By Donald C. Fry
Just a few months ago, the media, education, business and civic leaders praised the successful recruitment of Dr. Andres Alonso to run the under-achieving Baltimore City Public School System, a system that has shown limited progress for decades and has produced embarrassing graduation rates and test scores.
Remarkably, the school commissioners managed to attract such a highly motivated, extraordinarily well qualified, energetic CEO who works around the clock and has the best interests of children at heart. An innovative educator, Dr. Alonso has received national acclaim for turning around poor academic performance. Yet within three short months of his arrival he is under siege from the local teachers union, which is calling for his ouster.
For what misdeed has the union chosen to attack Dr. Alonso? Amazingly, it is a simple request that the teachers use one (not all) of their weekly planning periods to work together in the hope that collaboration might improve the education product.
It’s hardly a novel idea or burdensome request. What a disgrace for the union to take such a position.
Let’s label this controversy between the teachers union and Dr. Alonso for exactly what it is – an attempt by union leaders to thwart innovation without regard for whether it might actually improve teacher preparedness and student performance.
This is an effort to test the new CEO’s authority and to wrest control of the system away from an educator-administrator who is nationally renowned and has proven ideas of how to nurture improvement of academic performance.
Baltimore was lucky to get Dr. Alonso and now the union leadership is treating him so rudely that it serves as an embarrassment to the entire city.
Perhaps the union would have a better argument if Baltimore City schools had been performing up to par. But they are not – and have not done so for years.
Improving Baltimore City schools was the most debated issue in the recent mayoral primary election. If we don’t empower Dr. Alonso to attempt innovative measures and support his efforts to make tough decisions regarding school reforms we will likely be debating poor Baltimore City school performance for years to come.
It is time for our community leaders and business leaders to express outrage. Year in and year out, we ask for a functional school system that will graduate young people who have a chance at a decent future and the ability to succeed in the jobs that will be available for them. But year in and year out, efforts such as this attack by union leaders undercut and damage the chance for success that a dedicated and talented leader like Dr. Alonso, and the many dedicated principals and teachers within the system, are working so hard to provide to our young citizens.
These demonstrations don’t appear to represent the majority of teachers in Baltimore City. According to media accounts, picketing by the teachers and union “work to rule” efforts have been sporadic.

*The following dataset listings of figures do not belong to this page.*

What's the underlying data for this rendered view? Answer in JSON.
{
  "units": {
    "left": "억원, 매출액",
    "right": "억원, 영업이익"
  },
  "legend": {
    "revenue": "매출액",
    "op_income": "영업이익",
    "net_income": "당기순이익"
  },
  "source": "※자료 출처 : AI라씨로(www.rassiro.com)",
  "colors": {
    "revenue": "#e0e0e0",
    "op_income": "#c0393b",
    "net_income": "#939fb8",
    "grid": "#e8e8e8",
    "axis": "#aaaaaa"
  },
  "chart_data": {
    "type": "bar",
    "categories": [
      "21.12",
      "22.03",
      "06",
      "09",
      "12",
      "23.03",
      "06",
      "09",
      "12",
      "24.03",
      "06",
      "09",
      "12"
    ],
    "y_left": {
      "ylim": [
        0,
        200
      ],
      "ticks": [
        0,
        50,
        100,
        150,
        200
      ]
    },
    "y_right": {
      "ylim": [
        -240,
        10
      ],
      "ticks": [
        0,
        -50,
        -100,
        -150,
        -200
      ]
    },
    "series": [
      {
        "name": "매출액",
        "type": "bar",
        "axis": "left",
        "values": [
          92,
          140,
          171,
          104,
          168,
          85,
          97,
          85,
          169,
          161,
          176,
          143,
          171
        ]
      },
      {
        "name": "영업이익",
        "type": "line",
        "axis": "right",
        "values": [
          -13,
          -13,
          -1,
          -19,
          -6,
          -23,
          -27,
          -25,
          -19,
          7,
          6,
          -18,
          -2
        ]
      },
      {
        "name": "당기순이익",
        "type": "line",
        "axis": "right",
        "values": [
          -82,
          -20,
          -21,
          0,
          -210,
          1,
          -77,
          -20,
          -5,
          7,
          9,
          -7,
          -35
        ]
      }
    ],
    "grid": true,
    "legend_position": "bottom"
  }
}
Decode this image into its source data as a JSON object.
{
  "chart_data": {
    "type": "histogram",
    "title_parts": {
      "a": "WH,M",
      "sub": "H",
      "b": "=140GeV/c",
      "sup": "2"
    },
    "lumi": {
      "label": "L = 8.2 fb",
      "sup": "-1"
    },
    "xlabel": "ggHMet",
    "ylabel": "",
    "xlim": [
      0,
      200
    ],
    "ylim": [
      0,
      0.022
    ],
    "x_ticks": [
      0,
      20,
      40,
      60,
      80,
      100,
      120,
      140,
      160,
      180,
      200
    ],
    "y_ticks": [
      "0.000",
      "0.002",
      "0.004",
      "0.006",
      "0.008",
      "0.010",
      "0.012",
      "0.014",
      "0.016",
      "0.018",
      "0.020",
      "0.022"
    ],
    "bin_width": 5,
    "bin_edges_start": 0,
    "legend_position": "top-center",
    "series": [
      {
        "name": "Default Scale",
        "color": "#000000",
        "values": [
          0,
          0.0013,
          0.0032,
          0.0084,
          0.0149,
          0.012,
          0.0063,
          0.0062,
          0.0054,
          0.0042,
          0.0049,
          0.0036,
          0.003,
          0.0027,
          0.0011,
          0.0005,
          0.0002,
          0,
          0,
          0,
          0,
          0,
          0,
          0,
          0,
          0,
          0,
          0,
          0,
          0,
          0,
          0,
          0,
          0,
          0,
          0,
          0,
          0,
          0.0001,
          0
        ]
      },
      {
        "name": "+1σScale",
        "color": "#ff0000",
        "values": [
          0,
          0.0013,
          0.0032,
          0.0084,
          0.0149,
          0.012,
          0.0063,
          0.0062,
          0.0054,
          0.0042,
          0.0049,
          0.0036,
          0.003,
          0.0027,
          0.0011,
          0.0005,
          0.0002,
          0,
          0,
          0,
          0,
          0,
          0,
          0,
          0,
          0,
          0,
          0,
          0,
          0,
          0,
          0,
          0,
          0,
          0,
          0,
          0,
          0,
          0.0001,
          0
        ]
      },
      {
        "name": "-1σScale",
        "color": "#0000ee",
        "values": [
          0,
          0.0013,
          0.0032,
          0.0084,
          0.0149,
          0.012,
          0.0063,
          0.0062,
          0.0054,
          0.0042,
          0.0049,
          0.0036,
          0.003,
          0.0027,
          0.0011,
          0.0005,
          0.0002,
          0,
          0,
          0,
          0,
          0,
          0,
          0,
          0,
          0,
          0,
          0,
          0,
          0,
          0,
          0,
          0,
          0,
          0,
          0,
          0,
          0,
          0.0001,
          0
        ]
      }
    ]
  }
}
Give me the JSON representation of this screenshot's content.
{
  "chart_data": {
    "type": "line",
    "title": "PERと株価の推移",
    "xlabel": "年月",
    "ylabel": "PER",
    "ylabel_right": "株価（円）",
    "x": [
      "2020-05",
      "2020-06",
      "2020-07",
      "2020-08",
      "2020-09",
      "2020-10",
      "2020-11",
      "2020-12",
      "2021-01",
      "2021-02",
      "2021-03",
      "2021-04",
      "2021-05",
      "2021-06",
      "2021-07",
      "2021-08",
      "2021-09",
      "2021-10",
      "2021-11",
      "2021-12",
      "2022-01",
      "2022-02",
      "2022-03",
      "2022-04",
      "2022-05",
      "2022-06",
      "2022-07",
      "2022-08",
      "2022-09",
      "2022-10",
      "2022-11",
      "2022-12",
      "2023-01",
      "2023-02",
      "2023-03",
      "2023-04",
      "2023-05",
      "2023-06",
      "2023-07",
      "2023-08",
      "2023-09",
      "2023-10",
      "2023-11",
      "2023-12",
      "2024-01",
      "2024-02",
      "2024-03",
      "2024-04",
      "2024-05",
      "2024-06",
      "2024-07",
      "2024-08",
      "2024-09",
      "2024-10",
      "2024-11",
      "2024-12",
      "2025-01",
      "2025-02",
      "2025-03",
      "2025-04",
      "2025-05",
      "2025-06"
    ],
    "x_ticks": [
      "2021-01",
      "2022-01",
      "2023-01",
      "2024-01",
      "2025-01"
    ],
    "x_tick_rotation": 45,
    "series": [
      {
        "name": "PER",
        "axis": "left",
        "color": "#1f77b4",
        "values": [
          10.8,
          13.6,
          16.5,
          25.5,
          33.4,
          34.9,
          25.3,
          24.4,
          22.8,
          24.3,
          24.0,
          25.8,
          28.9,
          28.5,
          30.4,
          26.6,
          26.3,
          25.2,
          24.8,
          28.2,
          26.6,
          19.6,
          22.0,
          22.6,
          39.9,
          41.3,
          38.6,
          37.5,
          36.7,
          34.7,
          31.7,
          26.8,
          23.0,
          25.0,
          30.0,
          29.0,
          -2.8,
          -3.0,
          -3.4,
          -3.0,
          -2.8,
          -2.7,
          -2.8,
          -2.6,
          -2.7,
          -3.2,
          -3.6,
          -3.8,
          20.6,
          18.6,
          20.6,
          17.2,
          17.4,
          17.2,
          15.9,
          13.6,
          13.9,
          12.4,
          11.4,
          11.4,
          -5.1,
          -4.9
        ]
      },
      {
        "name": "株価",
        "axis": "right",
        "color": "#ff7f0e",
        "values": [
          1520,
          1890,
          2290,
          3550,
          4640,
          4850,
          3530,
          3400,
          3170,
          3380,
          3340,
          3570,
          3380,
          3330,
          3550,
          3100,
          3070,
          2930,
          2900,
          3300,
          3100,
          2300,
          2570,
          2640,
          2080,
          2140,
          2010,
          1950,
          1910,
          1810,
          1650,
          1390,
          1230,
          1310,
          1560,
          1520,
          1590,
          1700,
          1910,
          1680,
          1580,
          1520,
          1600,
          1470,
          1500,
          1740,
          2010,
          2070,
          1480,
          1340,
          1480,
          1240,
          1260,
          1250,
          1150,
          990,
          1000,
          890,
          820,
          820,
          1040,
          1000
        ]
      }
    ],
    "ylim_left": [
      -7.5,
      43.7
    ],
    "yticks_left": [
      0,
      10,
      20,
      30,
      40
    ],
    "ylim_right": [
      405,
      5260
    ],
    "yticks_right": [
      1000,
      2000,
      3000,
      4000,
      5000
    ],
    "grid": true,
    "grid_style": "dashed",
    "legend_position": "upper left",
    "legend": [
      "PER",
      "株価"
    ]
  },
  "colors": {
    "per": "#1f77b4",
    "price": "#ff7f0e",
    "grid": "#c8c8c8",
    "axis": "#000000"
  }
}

Only a handful of picketers at a recent school board meeting reportedly stayed after the meeting began and most media and cameras had left. Optimistically, we can hope that this means the vast majority of teachers, who are dedicated and hard working, would welcome increased collaboration with their peers and want no part of this ill-conceived nonsense.
Likewise, it is appalling that media coverage of this spectacle has displayed a painfully apparent lack of balance. Although not engaging in public displays to attract media attention, many groups, including the Greater Baltimore Committee, stand firmly in support of Dr. Alonso and the school board. It is ironic that not a single reporter or camera has covered that side of the story.
As a city, it is time that we not allow this type of disruptive behavior to distract us from needed reform in the Baltimore City public schools. It is time for all community, foundation, philanthropic and business leaders to unite and demonstrate our support for our new school CEO.
Let the school board members know that we can no longer tolerate the status quo and that changes have to be made if we want to provide a quality education for our children. Also, let’s urge our elected officials to keep out of this debate. This is not the time for politics or pandering to special interests. There is only one special interest that is important in this debate – the children in Baltimore City’s public school system.
By uniting behind Dr. Alonso there is a chance that we can see innovative methods and reforms put to work that can transform a school system fraught with dysfunctional factions that have stymied a succession of administrations and yielded dismal achievement results. We must break the culture of complacency that has existed within our city’s school system for years.
Let Dr. Alonso do the job he was brought here to do. He could be our last true hope.